Catalán cabalgó cerca de cien kilómetros hasta el retén de carabineros más cercano, en Puente Negro. Apeló al manuscrito para vencer el descreimiento de los oficiales, que activaron de inmediato el operativo rescate. El 23 de diciembre de 1972 los 16 sobrevivientes dejaron su refugio del fuselaje en las alturas de los Andes para volver a la civilización.
“Ver al arriero fue una sensación muy especial: se terminaba el mundo de los Andes y volvíamos a aquel del que habíamos salido. Veníamos de un mundo de frío y hielo, donde no había nada de vida y la muerte cercaba. Entrábamos a uno en el que había pájaros y vegetación. Encontramos a una persona a la que no habíamos visto jamás en la vida pero que se transformó en uno de los seres más querido”, narró Canessa.
“Ese encuentro fue dejar atrás la cordillera, la sociedad de la nieve, y abrió la posibilidad de volver a casa, a la facultad de medicina. Además teníamos la sensación de haber cumplido: lo que habíamos prometido al grupo no era llegar sino no aflojar y eso se coronó con la posibilidad de hacer contacto y pedir ayuda para que nos rescataran”, amplió en diálogo con la revista Gente.

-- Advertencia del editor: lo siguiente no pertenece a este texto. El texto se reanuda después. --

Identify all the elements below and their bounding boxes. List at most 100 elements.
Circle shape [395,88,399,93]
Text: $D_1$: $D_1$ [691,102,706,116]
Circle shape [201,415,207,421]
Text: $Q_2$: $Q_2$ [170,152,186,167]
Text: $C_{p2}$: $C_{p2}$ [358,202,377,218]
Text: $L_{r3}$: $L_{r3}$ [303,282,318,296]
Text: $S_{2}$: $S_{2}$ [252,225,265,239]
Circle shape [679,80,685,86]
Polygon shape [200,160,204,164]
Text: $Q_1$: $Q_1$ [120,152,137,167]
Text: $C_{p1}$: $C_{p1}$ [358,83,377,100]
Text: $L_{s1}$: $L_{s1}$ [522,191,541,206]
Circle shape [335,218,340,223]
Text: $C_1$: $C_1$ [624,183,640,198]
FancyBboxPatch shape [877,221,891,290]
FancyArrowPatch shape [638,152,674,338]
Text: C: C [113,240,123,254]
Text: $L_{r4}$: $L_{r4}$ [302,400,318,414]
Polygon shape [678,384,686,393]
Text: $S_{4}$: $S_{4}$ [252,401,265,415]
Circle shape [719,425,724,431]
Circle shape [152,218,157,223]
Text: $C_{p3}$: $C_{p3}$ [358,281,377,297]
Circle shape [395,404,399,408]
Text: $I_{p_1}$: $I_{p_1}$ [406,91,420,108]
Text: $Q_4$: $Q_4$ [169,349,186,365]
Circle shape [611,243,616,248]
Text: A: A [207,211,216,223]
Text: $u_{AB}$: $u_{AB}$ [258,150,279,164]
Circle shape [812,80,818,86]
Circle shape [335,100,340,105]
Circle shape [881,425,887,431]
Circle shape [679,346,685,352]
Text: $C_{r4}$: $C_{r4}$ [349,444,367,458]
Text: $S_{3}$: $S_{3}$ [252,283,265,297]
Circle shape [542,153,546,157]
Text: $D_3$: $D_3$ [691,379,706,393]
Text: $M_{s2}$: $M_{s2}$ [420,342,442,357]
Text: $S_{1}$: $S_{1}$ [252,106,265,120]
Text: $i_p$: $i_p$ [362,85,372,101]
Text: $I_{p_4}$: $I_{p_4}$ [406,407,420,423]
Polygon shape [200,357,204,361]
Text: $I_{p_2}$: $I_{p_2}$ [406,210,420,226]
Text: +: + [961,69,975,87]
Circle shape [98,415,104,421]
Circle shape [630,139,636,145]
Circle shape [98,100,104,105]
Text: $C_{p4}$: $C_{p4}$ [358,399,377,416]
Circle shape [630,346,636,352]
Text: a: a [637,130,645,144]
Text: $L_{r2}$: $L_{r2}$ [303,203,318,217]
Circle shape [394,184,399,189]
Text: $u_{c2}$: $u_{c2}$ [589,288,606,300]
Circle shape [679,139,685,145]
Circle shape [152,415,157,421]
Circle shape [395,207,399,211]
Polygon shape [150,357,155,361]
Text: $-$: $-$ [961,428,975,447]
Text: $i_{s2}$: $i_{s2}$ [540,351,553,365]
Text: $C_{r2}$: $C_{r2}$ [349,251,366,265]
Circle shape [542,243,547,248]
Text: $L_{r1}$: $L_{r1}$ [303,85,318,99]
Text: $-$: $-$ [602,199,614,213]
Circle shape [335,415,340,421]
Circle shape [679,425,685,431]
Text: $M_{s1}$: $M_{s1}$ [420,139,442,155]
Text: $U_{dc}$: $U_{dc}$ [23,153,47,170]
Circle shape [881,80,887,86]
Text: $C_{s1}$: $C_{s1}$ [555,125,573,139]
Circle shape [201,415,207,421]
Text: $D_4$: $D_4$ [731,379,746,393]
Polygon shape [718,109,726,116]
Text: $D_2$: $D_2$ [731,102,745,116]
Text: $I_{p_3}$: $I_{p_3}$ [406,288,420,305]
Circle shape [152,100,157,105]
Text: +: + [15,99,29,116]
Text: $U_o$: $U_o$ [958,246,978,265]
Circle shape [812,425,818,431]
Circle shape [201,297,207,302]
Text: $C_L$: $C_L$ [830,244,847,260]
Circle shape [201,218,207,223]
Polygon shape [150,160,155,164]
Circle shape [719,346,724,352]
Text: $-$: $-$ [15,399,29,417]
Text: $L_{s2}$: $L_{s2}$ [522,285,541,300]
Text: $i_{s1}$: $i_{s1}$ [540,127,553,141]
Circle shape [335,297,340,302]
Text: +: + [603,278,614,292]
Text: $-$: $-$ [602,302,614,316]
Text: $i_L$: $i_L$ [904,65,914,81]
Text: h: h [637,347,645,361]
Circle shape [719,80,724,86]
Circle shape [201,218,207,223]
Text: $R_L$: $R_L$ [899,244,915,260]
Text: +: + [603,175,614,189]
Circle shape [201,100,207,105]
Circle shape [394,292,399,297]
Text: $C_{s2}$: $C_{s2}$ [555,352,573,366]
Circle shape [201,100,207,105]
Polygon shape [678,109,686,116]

“El arriero tenía la sabiduría de los hombres de la montaña, que a través de la naturaleza se acercan al cielo. Él decía que tenía una vida en su casa y otra en la montaña donde no sentía hambre ni frío y tomando un poco de té se acercaba a lo espiritual. Era un hombre de gran sabiduría y se dio cuenta de que había algo raro: esas personas -desesperadas- no podían ser cazadores. Él había escuchado que había un avión pero no sabía que éramos nosotros y sin embargo dejó todo y fue a buscar ayuda. Yo me pregunto, nosotros, por un desconocido, ¿dejamos todo y vamos a buscar ayuda? En dos palabras, Sergio Catalán era sabio y solidario”, concluyó agradecido.
En el mismo lugar donde le reportó al mundo que los rugbiers uruguayos del vuelo 571 de la fuerza aérea uruguaya estaban con vida, en esa localidad inhóspita llamada Puente Negro murió el 11 de febrero de 2020 a sus 91 años. “Fue un ángel que apareció de la nada -valoró Carlitos Páez Vilaró-. No nos estaba buscando sino pastando con su ganado. Lo curioso es que esta historia tiene mucho glamour, mucho Hollywood, mucho libro pero el nexo con la civilización fue a través de un hombre de campo, un hombre humilde que sin duda es un símbolo del camino por el que uno tiene que transitar”. Era el fin de un viernes 13.